Block Punycode
Brett
Another example is xn--e1awd7f[.]com which decodes to еріс[.]com to the user. The real epic[.]com is a healthcare site. Users of Firefox will not know the difference until they land on the suspicious parked site. Some browsers are trying to block known bad punycode sites or at least not decode them. It's all very shady and I can't rely on my users to recognize this type of obfuscation. Please allow us to block all punycode domains as Scott requested in April of 2021.

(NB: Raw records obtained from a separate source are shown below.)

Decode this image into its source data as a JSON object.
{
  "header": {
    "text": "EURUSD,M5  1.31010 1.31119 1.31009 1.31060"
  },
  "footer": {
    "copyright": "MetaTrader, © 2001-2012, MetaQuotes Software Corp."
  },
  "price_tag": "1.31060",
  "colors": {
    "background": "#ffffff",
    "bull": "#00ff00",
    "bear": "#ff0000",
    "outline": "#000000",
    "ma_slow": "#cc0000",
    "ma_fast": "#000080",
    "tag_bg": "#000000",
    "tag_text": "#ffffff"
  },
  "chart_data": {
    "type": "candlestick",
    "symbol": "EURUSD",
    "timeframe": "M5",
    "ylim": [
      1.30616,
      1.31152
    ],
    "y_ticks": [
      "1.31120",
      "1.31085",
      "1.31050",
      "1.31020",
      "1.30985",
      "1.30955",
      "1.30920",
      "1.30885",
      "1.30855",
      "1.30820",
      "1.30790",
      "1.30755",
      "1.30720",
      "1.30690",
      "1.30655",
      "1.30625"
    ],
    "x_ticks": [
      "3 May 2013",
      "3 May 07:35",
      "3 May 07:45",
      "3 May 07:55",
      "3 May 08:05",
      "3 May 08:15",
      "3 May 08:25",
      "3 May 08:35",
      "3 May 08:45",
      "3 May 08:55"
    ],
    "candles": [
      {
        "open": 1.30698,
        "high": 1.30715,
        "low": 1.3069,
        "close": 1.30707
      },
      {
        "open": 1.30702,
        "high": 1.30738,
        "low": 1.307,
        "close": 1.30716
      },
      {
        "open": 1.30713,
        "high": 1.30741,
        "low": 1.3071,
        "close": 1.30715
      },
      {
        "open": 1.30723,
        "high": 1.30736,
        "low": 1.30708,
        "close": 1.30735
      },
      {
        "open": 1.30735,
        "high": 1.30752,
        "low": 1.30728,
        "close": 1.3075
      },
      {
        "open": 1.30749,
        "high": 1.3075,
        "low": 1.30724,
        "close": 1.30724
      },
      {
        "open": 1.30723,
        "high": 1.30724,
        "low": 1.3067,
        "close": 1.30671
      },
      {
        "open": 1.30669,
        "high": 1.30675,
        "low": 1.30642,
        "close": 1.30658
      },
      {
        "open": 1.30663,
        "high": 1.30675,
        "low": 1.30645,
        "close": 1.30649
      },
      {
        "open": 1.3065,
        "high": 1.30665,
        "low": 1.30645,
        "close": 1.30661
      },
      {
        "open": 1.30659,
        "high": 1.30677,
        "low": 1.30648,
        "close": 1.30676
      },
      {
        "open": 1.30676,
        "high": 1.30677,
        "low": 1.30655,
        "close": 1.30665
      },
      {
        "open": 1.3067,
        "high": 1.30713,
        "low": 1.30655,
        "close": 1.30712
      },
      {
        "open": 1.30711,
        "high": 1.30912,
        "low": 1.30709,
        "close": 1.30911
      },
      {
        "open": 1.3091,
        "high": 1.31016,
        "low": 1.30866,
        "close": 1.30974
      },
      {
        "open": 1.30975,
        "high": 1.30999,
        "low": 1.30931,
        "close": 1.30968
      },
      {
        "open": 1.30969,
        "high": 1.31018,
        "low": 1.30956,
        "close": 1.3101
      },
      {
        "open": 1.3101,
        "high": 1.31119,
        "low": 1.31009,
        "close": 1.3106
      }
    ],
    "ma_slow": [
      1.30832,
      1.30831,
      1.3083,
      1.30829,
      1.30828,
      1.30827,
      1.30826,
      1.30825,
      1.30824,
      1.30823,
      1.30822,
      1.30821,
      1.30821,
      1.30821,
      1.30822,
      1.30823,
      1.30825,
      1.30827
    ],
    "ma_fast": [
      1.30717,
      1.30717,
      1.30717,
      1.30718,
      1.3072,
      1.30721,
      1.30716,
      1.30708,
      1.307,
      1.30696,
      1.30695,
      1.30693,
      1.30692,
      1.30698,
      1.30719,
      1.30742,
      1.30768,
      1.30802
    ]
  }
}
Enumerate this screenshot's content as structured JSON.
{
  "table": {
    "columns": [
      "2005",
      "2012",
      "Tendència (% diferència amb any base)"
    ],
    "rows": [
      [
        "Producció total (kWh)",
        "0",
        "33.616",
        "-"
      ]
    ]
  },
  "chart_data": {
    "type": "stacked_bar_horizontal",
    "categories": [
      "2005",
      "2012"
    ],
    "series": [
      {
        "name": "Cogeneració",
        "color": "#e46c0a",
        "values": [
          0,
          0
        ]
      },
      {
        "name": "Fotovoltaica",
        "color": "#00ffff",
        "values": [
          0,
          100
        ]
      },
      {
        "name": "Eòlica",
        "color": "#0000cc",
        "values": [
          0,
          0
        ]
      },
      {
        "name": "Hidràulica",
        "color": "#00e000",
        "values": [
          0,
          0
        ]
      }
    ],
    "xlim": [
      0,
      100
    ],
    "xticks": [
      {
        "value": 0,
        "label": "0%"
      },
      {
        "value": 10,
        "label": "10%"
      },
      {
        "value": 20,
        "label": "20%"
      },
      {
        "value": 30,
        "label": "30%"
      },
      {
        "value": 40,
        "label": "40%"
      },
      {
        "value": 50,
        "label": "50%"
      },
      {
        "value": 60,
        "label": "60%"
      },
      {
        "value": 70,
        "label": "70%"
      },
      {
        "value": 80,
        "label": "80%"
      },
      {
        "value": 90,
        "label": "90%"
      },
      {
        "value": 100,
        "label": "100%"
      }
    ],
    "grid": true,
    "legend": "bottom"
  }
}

Also, I request an option to block punycode TLD. There are 152 of them right now according to iana.org (data.iana.org/TLD/tlds-alpha-by-domain.txt ) I'm using the universal policy to block them for now but in a few years, who knows how many there will be. Would be a shame to fill my filter policy with nothing but Punycode TLD blocks.
Steve Staden
Merged in a post:
Block domains with Homoglyphs
Thomas
Request a category to block domains that have homoglyphs.
In most cases, these are threats.
All these Cs are different characters:
C c ϲ Ϲ С с Ꮯ Ⅽ ⅽ Cc
Only the one with the half serif looks visually different. Different ascii codes for each, so a malicious domain name can be set up with any of these.
This domain аррⅼе.ⅽоⅿ contains none of the correct characters.